EUCLID, Ohio - Mitt Romney ignored the comment of a woman at a town hall event here who suggested that President Obama be charged with treason, a crime punishable by death.
At the gathering outside Cleveland, the woman stood up to ask Romney a question, saying, "We have a president right now who is operating outside the structure of our Constitution, and I do agree he should be tried for treason."
Instead of addressing the "treason" reference by the woman, who went on to ask what the candidate would do to balance the three branches of government and restore the Constitution, Romney responded, "As I'm sure you do, I happen to believe that the Constitution was not just brilliant, but probably inspired. I believe the same thing about the Declaration of Independence."

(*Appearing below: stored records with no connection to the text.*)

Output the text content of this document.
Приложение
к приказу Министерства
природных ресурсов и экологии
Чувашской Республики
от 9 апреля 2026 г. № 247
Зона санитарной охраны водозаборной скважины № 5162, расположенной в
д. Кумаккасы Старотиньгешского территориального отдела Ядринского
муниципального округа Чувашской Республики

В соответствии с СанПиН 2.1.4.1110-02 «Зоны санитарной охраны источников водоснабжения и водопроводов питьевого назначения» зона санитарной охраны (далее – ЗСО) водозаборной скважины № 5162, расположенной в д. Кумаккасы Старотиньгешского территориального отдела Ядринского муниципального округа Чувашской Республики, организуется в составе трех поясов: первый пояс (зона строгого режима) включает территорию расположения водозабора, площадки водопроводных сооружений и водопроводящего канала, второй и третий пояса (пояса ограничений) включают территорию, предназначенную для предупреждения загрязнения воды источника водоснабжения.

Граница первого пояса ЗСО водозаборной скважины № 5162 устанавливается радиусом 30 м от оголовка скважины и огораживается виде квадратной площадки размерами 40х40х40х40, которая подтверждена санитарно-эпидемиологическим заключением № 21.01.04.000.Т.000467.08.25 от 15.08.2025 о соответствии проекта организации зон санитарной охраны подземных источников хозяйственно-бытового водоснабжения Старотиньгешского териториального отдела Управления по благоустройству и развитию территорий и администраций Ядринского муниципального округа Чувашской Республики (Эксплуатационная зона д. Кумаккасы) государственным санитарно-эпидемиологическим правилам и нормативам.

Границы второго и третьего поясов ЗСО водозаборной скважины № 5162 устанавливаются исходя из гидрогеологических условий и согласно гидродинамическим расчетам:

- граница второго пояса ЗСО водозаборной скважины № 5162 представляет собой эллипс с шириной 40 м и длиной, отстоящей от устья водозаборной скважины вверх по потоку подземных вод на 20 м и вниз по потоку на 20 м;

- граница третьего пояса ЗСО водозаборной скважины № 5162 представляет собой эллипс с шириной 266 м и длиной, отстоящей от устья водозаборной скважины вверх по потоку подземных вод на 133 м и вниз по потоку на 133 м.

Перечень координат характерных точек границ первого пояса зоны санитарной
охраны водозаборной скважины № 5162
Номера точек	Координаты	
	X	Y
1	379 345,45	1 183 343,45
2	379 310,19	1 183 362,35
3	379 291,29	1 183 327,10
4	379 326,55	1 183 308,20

Later, as he shook hands with supporters, Romney was asked by reporters whether he agreed with the woman, to which he responded "No, of course not." Asked by CNN about the woman's comment, Romney said, "I don't correct all of the questions that get asked of me. Obviously, I don't agree that he should be tried."
Ben LaBolt, the press secretary for the Obama re-election campaign, immediately seized on the incident, tweeting, "When will Mitt Romney stand up to the extreme voices in his party? Where's the leadership he keeps calling for?"
LaBolt also wrote, "Once again today, Mitt Romney stood by silently as his surrogates and supporters made extreme statements & attacked the President's family."
Lis Smith, a Obama campaign spokeswoman, wrote in a statement, "Today we saw Mitt Romney's version of leadership: standing by silently as his chief surrogate attacked the President's family at the event and another supporter alleged that the President should be tried for treason. Time after time in this campaign, Mitt Romney has had the opportunity to show that he has the fortitude to stand up to hateful and over-the-line rhetoric and time after time, he has failed to do so. If this is the 'leadership' he has shown on the campaign trail, what can the American people expect of him as commander-in-chief?"
Romney's former GOP rival Sen. Rick Santorum was similarly criticized for not correcting a woman who called President Obama an "avowed Muslim" during a campaign event in Florida earlier this year, telling reporters after the fact, "I don't think it's my responsibility. Why don't you go out and correct her? It's not my responsibility as a candidate to correct everybody who makes a statement that I disagree with."
In contrast, Sen. John McCain, who has endorsed Romney, did step in to correct a woman during his own bid for the White House in 2008 when she called Obama an "Arab."
"No, no ma'am, he's a decent, family man, citizen, that I just happen to have disagreements with on fundamental issues, and that's what this campaign is about," McCain said at the time.